Vos deux derniers livres se servent à chaque fois du football comme tremplin pour évoquer des thématiques politiques, historiques et sociétales. Vous allez continuer dans cette voie ?Pas du tout. L’action de mon prochain livre se déroulera à Nembro, qui est un village proche de Bergame dont je suis originaire, je ne suis pas supporter de l’Atalanta par hasard. Nembro est un peu le symbole de ce que le coronavirus a fait subir à l’Italie. C’est un village de quelques milliers d’habitants qui a déploré 188 morts en deux mois, c’est la ville la plus touchée dans toute l’Italie en proportion de sa population. Quand ils ont fait les examens sérologiques, ils ont découvert qu’il y avait eu 5000 cas de covid-19 sur 10 000 habitants. J’ai grandi là-bas, je connaissais l’histoire de quasiment tous ceux qui sont morts.
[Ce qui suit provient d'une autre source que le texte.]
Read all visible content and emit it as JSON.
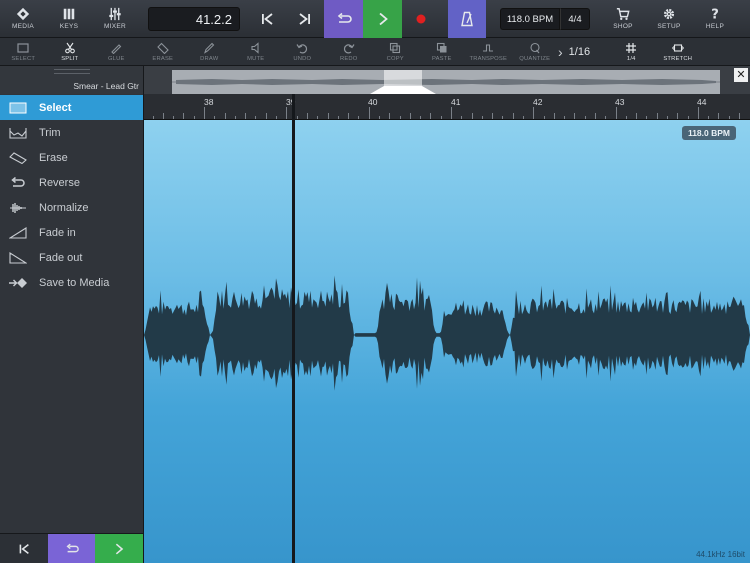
{
  "toolbar": {
    "media": "MEDIA",
    "keys": "KEYS",
    "mixer": "MIXER",
    "position": "41.2.2",
    "bpm": "118.0 BPM",
    "time_signature": "4/4",
    "shop": "SHOP",
    "setup": "SETUP",
    "help": "HELP"
  },
  "editbar": {
    "select": "SELECT",
    "split": "SPLIT",
    "glue": "GLUE",
    "erase": "ERASE",
    "draw": "DRAW",
    "mute": "MUTE",
    "undo": "UNDO",
    "redo": "REDO",
    "copy": "COPY",
    "paste": "PASTE",
    "transpose": "TRANSPOSE",
    "quantize": "QUANTIZE",
    "quantize_value": "1/16",
    "grid": "1/4",
    "stretch": "STRETCH"
  },
  "track": {
    "name": "Smear - Lead Gtr"
  },
  "overview": {
    "close": "✕"
  },
  "ruler": {
    "bars": [
      "38",
      "39",
      "40",
      "41",
      "42",
      "43",
      "44"
    ]
  },
  "sidebar": {
    "items": [
      {
        "label": "Select",
        "icon": "select-icon",
        "active": true
      },
      {
        "label": "Trim",
        "icon": "trim-icon"
      },
      {
        "label": "Erase",
        "icon": "erase-icon"
      },
      {
        "label": "Reverse",
        "icon": "reverse-icon"
      },
      {
        "label": "Normalize",
        "icon": "normalize-icon"
      },
      {
        "label": "Fade in",
        "icon": "fade-in-icon"
      },
      {
        "label": "Fade out",
        "icon": "fade-out-icon"
      },
      {
        "label": "Save to Media",
        "icon": "save-to-media-icon"
      }
    ]
  },
  "editor": {
    "bpm_badge": "118.0 BPM",
    "audio_info": "44.1kHz 16bit"
  },
  "colors": {
    "loop": "#6f5bc4",
    "play": "#37a348",
    "metronome": "#6262c6",
    "record": "#e02020",
    "selection": "#2f9bd6",
    "waveform": "#223a48"
  }
}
Beaucoup d’entre eux faisaient partie intégrante du panorama du village : la femme qui travaille à la mairie, le propriétaire du cinéma de la ville, le chef de la police municipale, le médecin… Tous ces gens ont disparu brutalement, en l’espace de deux mois. En racontant ce qui s’est passé à Nembro, je veux raconter l’histoire vraie du coronavirus dans mon pays.